No sé con precisión en dónde me encuentro. Es un desierto pálido, horrendamente blanco, inmenso, en el que un día, de pronto, vine a despertar. Permanezco acostado, junto a mi esposa, Sara. Tenemos una sábana encima y una almohada debajo de la cabeza, como si estuviéramos sobre una cama gigante.
Desde que llegué, Sara está dormida. Le he dicho que despierte, que me explique qué es esto, pero no se mueve. Pienso que se halla en un estado de coma y no sé qué pudo haberlo originado. Respira en automático, obedeciendo un impulso de su cerebro –aparentemente– muerto. ¡No estés jugando, Sara!, he llegado a gritarle sin obtener nada de vuelta.
Cuando me percaté de que ella no despertaría, comencé a caminar, esperaba encontrar alguna pista; pero entonces supe que no tenía caso cambiar mi ubicación: el desierto blanco nos volvía cuerpos celulares, minúsculos. Si era una venganza de Dios, uno de sus ajustes de cuentas, debía ser el más absurdo. No hay hambre ni sed; no hay viento ni sonido. Sólo existe esta planicie inmóvil que habitamos Sara y yo.
Pero Sara no está. Quiero decir: está su cuerpo.
He llegado a pensar que todo, cuanto veo a mi alrededor, tiene que ver con una imagen de mi infancia. Sin embargo, hasta donde puedo recordar, nada se asocia con un espacio de tales magnitudes. Lo último que evoco antes de aparecer en este paisaje es una discusión: sentados en el comedor, Sara y yo hablamos del trabajo, de las deudas, de los hijos que no llegamos a tener. Hubo algo que nos alteró, algo irremediable.
Luego me fui a la cama, cerré los ojos, dormí, y desperté aquí.
He concluido, al cabo de esta temporada en el desierto, al lado de un cuerpo inerte, que estoy en un escenario onírico. Intentaré explicarlo: creo que al otro lado del sueño soy yo el que está dormido en el cuarto de un hospital, con mangueras en los brazos y un respirador conectado a la boca. Y que es Sara quien me cuida. Espera que algún día despierte, aunque, en el fondo, sabe que nunca lo haré. Porque lo mismo pienso al verla. Es una hipótesis que llega en mis ratos de ocio, cuando esta condena se diluye y queda sólo la semilla, la esencia del sueño, y no es el desierto blanco sino el ocio lo que me atormenta hasta el delirio.
Miro a lo lejos, donde la línea del horizonte se difumina con el cielo; enseguida me vuelvo a Sara, tan lejana de todo. La observo, la observo siempre. Como un imbécil con la mirada perdida. Permanezco a su lado. Me da miedo alejarme en busca de respuestas y, de súbito, perderme, quedarme sin ella, sin Sara. Quedarme, entonces sí, completamente solo. En este lugar qué otra cosa podría ser más terrible.
Roberto Abad (Cuernavaca, 1988) es escritor y músico. Egresado de la Licenciatura en Ciencias de la Educación (UAEM). Ha publicado en diversas antologías y medios nacionales e internacionales. Su libro de cuento brevísimo Orquesta primitiva fue publicado en 2015 por el Fondo Editorial Tierra Adentro. En 2018, ganó el XI Premio Nacional de Narrativa «Ramón López Velarde» por su libro Cuando las luces aparezcan, editado por el sello Paraíso Perdido en 2021. Fue becario de la Fundación para las Letras Mexicanas en el área de narrativa. Coordinó el proyecto Breve manual del libro fantástico (UAM Cuajimalpa, 2020). En 2022, varios microrrelatos suyos fueron publicados en la revista española Quimera.
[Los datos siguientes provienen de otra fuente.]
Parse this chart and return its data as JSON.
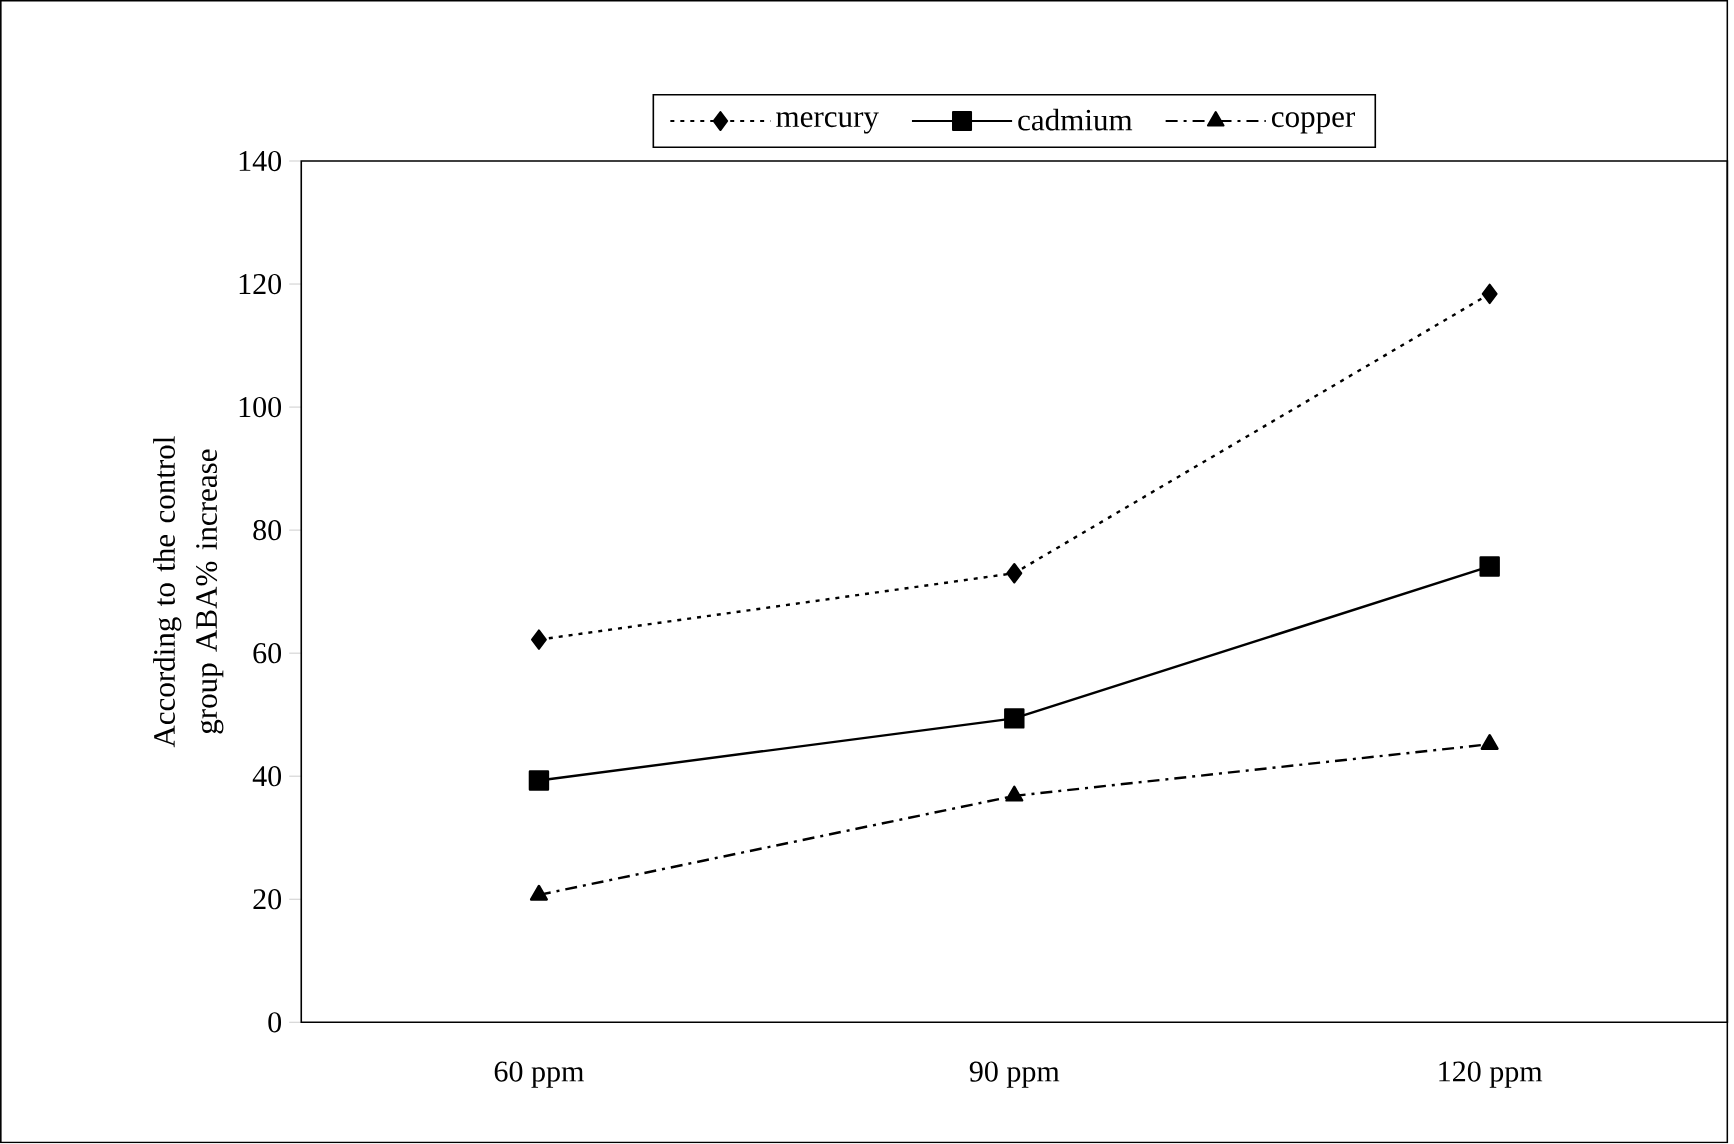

Me gustó mucho. A veces, sin dormir, sin soñar, he experimentado esa desolación. Aunque, pensándolo bien, ¿cuándo es que sueño y cuándo es que estoy despierto? Por ejemplo, esto que te escribo ¿lo escribo soñando? Ayúdame a saberlo. Estos sesenta años me han caído de peso.
El peor de los terrores, es pavoroso. Lo describes como sí, así debe ser, así lo imagino también… mejor desaparecer, o, es lo mismo. Alejarse para morir sería a mi ver lo que pondría a hacer a tu personaje, caminar y caminar y caminar… uf, parece que todo es lo mismo, cualquier acción; no hay salida.